1. Consumo Simbólico

Atualmente o consumo é um tema chave em função de sua centralidade como processo de significação. Muito embora pareça ser um ponto final, o consumo é um meio para a realização de uma pulsão, o que justifica o fato de ser arriscado estabelecer recortes que delimitem, ou melhor, confinem o consumo a uma única visão. Este fenômeno precisa ser observado como uma sucessão de estados ou etapas (um processo) que possuem nuances, ou ainda, é algo que possui gatilhos que são ativados em algumas circunstâncias. Por outro lado, não acreditamos na passividade do indivíduo, pois um sistema não é uma mera abstração ou uma construção de outros, ou seja, um sistema relacional, tal qual o consumo, é resultado da ação de todos os indivíduos que agem dentro e fora dele.
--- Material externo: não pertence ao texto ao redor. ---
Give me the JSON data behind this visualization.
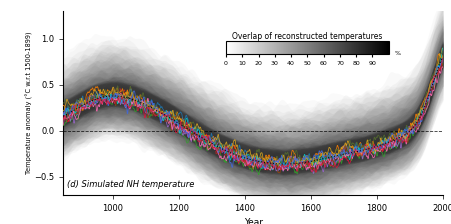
{
  "title": "(d) Simulated NH temperature",
  "xlabel": "Year",
  "ylabel": "Temperature anomaly (°C w.r.t 1500-1899)",
  "colorbar_label": "Overlap of reconstructed temperatures",
  "xlim": [
    850,
    2000
  ],
  "ylim": [
    -0.7,
    1.3
  ],
  "yticks": [
    -0.5,
    0.0,
    0.5,
    1.0
  ],
  "xticks": [
    1000,
    1200,
    1400,
    1600,
    1800,
    2000
  ],
  "background_color": "#ffffff",
  "line_colors": [
    "#e31a1c",
    "#ff7f00",
    "#33a02c",
    "#1f78b4",
    "#9966cc",
    "#8B4513",
    "#00ced1",
    "#ff69b4",
    "#556b2f",
    "#daa520",
    "#4169e1",
    "#dc143c"
  ],
  "seed": 42
}
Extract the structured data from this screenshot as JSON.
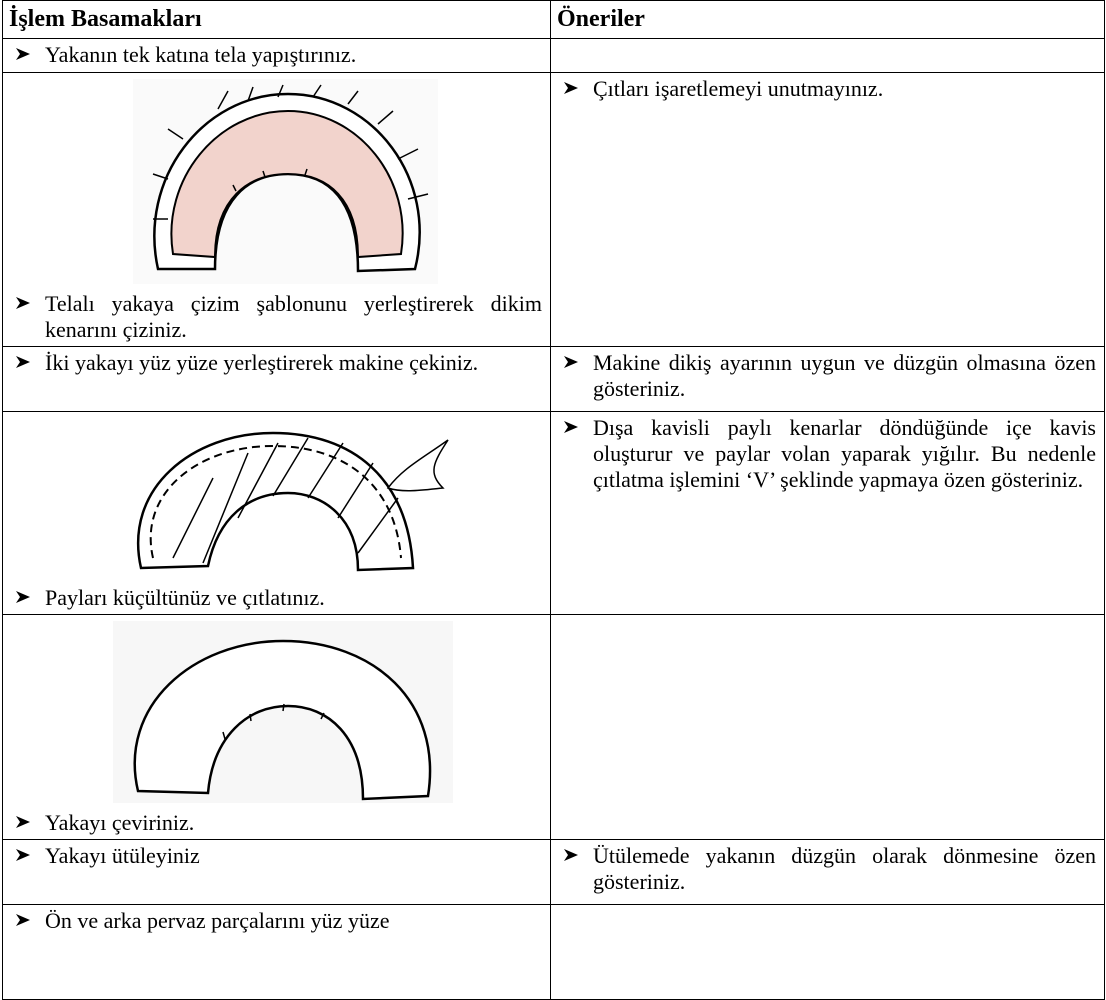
{
  "header": {
    "cols": [
      "İşlem Basamakları",
      "Öneriler"
    ]
  },
  "rows": [
    {
      "step": "Yakanın tek katına tela yapıştırınız."
    },
    {
      "step": "Telalı yakaya çizim şablonunu yerleştirerek dikim kenarını çiziniz.",
      "tip": "Çıtları işaretlemeyi unutmayınız."
    },
    {
      "step": "İki yakayı yüz yüze yerleştirerek makine çekiniz.",
      "tip": "Makine dikiş ayarının uygun ve düzgün olmasına özen gösteriniz."
    },
    {
      "step": "Payları küçültünüz ve çıtlatınız.",
      "tip": "Dışa kavisli paylı kenarlar döndüğünde içe kavis oluşturur ve paylar volan yaparak yığılır. Bu nedenle çıtlatma işlemini ‘V’ şeklinde yapmaya özen gösteriniz."
    },
    {
      "step": "Yakayı çeviriniz."
    },
    {
      "step": "Yakayı ütüleyiniz",
      "tip": "Ütülemede yakanın düzgün olarak dönmesine özen gösteriniz."
    },
    {
      "step": "Ön ve arka pervaz parçalarını yüz yüze"
    }
  ]
}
É preciso sublinhar que cotidianamente o termo consumo é visto de maneira negativa estando sempre ligado ao materialismo e a uma visão preconceituosa da livre iniciativa comercial, o que, num primeiro momento, pode projetar certa visão estigmatizada. Desta forma é nosso objetivo neste subcapitulo responder a seguintes questões: O que é o consumo? Que fenômeno esta palavra nomeia? Que movimentos ocorrem quando consumimos? E ainda, o que nos leva a consumir?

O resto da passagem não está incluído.